16.09.14

La vie photographiée, voyages au plus près, au plus loin.

Raconter la vie, sa vie et celle des autres, reste un exercice incontournable pour le photographe, dans une démarche sensible où il faut joindre un contenu narratif à une certaine beauté. Nous avons vu et découvert les travaux de deux photographes strasbourgeois, Pascal Bastien et Christophe Bourgeois, qui réussissent cette jonction avec tact et intelligence.
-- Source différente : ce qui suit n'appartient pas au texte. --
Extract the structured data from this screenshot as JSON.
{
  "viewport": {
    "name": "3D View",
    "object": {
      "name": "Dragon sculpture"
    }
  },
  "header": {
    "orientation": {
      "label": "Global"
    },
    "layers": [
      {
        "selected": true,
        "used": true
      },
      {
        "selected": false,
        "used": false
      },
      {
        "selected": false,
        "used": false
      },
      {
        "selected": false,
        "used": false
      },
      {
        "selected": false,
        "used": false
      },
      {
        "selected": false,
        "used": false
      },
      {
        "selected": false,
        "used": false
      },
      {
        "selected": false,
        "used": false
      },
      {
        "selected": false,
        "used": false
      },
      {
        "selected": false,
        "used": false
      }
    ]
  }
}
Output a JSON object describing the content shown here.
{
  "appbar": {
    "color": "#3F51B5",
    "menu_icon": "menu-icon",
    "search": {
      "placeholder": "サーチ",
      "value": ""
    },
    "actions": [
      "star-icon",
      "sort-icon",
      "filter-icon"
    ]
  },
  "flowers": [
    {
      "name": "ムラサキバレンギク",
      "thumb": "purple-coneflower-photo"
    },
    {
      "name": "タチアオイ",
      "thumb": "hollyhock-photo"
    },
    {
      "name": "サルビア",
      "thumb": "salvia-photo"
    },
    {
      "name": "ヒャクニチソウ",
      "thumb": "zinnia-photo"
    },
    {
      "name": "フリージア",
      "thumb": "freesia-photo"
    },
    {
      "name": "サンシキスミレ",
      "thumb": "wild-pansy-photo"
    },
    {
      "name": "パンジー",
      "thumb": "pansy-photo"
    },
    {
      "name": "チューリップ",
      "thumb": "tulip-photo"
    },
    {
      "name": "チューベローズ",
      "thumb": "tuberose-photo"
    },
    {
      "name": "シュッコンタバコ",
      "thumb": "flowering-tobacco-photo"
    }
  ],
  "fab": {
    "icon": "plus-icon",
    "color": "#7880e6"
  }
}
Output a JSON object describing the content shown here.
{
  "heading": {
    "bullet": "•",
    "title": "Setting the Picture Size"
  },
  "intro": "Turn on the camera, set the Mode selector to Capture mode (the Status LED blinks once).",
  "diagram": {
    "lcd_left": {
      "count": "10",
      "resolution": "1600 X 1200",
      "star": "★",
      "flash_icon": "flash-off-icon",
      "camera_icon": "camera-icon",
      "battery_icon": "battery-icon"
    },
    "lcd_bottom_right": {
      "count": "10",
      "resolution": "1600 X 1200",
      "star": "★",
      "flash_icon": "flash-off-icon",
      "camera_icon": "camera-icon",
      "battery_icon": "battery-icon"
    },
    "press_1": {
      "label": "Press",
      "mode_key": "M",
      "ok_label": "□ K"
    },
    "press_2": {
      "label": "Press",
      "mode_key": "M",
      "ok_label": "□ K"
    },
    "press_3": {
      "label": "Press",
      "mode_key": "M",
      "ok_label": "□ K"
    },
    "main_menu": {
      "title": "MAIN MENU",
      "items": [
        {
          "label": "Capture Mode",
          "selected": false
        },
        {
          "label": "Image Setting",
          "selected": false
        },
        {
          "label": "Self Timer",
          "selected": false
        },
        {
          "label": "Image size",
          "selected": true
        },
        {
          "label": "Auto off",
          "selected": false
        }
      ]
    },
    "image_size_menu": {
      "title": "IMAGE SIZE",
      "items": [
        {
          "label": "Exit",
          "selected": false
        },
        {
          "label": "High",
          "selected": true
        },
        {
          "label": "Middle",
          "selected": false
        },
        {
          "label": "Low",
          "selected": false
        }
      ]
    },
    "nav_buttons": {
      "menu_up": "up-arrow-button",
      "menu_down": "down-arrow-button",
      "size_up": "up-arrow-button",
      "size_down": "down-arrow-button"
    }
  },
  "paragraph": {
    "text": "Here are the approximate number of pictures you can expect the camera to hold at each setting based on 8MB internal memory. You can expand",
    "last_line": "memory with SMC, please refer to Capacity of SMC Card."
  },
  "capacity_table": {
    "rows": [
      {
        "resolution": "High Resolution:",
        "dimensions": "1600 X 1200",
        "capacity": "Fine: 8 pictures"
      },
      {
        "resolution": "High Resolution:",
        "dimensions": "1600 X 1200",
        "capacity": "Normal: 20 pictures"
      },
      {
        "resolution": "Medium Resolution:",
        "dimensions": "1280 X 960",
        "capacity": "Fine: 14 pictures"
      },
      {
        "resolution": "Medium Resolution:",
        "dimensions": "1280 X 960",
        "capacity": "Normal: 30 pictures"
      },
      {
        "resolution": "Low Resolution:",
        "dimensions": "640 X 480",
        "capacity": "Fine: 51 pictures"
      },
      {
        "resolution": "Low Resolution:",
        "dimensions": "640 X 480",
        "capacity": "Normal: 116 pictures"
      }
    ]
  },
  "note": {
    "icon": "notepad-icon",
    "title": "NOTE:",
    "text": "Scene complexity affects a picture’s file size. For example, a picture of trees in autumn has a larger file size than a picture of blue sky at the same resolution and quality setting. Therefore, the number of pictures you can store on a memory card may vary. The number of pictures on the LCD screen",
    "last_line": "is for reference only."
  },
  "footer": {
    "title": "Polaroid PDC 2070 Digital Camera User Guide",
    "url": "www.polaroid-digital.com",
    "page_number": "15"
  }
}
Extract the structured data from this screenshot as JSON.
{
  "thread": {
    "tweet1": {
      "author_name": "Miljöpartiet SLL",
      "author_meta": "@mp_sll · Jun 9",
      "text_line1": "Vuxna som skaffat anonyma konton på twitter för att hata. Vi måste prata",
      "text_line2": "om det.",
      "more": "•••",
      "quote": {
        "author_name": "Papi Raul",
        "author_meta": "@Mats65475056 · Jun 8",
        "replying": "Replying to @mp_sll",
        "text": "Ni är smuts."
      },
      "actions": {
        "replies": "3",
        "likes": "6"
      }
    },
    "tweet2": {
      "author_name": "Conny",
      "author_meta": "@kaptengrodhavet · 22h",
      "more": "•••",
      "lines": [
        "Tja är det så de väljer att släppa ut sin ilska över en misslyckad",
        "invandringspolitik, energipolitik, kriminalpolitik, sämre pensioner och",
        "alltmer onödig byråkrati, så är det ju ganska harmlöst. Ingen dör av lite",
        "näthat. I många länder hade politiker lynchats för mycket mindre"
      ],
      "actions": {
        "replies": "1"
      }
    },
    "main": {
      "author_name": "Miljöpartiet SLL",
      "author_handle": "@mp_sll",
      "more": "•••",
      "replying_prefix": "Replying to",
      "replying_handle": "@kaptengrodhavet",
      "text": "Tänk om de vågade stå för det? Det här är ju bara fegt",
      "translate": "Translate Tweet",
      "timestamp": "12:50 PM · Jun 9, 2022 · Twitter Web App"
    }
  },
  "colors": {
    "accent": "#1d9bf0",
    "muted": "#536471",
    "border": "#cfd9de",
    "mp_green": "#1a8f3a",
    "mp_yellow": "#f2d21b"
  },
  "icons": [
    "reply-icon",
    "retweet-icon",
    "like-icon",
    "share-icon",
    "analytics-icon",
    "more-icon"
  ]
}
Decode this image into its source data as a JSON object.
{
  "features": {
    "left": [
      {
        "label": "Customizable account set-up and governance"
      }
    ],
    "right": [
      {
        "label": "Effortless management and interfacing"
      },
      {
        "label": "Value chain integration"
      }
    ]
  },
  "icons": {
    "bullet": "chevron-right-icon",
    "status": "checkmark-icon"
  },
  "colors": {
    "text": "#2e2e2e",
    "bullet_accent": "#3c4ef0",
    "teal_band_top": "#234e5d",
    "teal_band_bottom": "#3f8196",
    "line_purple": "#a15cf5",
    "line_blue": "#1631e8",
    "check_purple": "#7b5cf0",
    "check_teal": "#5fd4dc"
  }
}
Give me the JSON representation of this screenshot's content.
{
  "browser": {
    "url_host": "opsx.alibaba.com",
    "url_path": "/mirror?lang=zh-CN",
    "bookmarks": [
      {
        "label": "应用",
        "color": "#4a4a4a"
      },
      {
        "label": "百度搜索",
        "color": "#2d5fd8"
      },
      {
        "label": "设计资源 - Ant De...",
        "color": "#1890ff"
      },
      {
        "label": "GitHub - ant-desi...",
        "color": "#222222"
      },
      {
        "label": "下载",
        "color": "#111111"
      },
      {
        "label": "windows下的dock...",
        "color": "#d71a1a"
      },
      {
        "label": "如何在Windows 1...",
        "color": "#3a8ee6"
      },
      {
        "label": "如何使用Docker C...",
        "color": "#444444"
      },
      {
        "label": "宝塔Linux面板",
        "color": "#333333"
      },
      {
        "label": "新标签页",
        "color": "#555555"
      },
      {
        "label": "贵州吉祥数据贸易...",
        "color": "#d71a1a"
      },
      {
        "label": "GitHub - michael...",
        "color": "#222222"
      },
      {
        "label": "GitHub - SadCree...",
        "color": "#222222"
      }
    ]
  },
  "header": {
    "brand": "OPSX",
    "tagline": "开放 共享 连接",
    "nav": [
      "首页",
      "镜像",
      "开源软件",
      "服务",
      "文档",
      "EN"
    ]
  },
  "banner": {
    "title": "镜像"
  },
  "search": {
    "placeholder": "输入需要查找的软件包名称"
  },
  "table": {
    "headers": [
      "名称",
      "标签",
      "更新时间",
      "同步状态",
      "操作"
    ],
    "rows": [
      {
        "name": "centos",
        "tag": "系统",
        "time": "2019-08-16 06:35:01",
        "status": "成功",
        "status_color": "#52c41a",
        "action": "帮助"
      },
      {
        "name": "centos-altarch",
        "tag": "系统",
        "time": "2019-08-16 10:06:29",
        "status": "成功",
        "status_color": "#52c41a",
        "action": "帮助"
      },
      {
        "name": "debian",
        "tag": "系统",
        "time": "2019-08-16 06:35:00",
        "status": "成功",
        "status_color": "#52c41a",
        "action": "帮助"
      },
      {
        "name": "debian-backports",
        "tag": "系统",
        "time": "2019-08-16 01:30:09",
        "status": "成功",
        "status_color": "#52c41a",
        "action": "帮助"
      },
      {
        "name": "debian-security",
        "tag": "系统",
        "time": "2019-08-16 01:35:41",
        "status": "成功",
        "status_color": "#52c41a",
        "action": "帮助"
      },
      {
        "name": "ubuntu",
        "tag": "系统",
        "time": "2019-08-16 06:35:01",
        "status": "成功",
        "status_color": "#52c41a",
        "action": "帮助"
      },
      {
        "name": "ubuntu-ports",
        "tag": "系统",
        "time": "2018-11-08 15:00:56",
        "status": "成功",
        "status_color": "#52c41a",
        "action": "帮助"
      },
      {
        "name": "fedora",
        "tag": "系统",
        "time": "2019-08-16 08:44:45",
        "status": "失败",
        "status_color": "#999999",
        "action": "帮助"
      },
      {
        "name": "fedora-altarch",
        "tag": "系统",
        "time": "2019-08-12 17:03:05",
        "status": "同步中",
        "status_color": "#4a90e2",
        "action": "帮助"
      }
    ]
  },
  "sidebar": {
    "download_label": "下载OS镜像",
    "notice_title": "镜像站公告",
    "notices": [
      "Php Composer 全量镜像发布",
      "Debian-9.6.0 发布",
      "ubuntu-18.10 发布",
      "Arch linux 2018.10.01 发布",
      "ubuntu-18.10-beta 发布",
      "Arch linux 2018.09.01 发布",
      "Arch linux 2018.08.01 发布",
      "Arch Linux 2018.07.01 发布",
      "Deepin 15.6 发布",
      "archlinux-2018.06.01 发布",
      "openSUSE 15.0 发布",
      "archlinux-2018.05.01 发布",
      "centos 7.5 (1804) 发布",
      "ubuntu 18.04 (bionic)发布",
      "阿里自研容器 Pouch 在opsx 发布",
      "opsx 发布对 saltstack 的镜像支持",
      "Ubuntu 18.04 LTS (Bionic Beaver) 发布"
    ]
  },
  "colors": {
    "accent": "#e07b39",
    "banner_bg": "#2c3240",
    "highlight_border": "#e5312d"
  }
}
En parcourant le livre de photographies de Pascal BastienComme neige au soleil”, et découvert à la librairie “L’Usage du Monde » à Strasbourg, nous avons l’impression de voir nos propres souvenirs tant ce qu’il montre nous est familier. Pourtant ses petites photos carrées contiennent des éléments très personnels, par cette façon qu’il a de nous raconter en douceur un cheminement intime. Ces gris et blancs dans ses prises de vues dominent certains noirs, nous voilà avec une très belle photographie argentique. Nostalgie ? Non, nous disent ces photographies, plutôt des souvenirs précis et intemporels. Cet art de l’image quasi introspective est hors du temps, celui qui pourrait fondre, s’éloigner, s’estomper alors même qu’il se fixe dans nos têtes autant que sur le papier. L’étrangeté de la photographie, et particulièrement celle de Pascal Bastien, nous invite à une réflexion sur les souvenirs regardés et ceux contenus dans notre mémoire. Quelle est l’exacte nature de ces photos ? Est-elle une tentative de sauver des éléments qui disparaissent pour mieux les retenir, cri silencieux, ou bien un simple rappel de ce qui a été, à un moment donné, et offert comme un gage à quelque chose de plus fort, le temps qui passe ? Un autre aspect serait celui d’un contenu esthétique qui agrégerait toutes ces contradictions et aspirations. Et si la photographie, dans sa simplicité humaine, n’était rien d’autre que des morceaux de beauté ? Pascal Bastien nous offre ces petits bouts de bonheur constitués par le beau. L’art est fait de perceptibles esthétismes, à goûter avec l’œil et le cœur.

Un autre voyage, au loin, en Chine ou bien au Mali, nous amène sur le chemin des hommes en devenir. Christophe Bourgeois part à leur rencontre comme un découvreur de nouvelles identités. Son exposition “En quête d’altérité”, au pôle de photographie Stimultania de Strasbourg, est un long parcours sur des territoires où s’affairent des individus écrasés par la nécessité de survivre. Christophe Bourgeois ne veut rien démontrer ni prouver. Il ne souhaite, semble-t-il, avec ses photographies en noir et blanc, que rapporter, là aussi, une beauté initiale et pure. Même avec des souffrances. L’activité humaine dans ce qu’elle comporte de destructrice, autant pour les personnes que pour l’environnement, peut être vue différemment selon un regard fait d’empathie et de respect. Ces photographies sont faites de reconnaissance de l’autre dans le sens imaginé par le philosophe Emmanuel Levinas. Certaines photos montrent des hommes chargés comme des mules, dans un flou opportun, celui de la pudeur du photographe. Bel hommage en vérité que de voir ces ouvriers ainsi, avec cette considération qui est un art. Photographier n’est pas seulement capter un instant de vie, pour l’artiste voyageur, c’est aussi amener à développer le regard de celui qui regarde une exposition. Le faire évoluer du statique vers l’entraînement, vers l’autre tout simplement.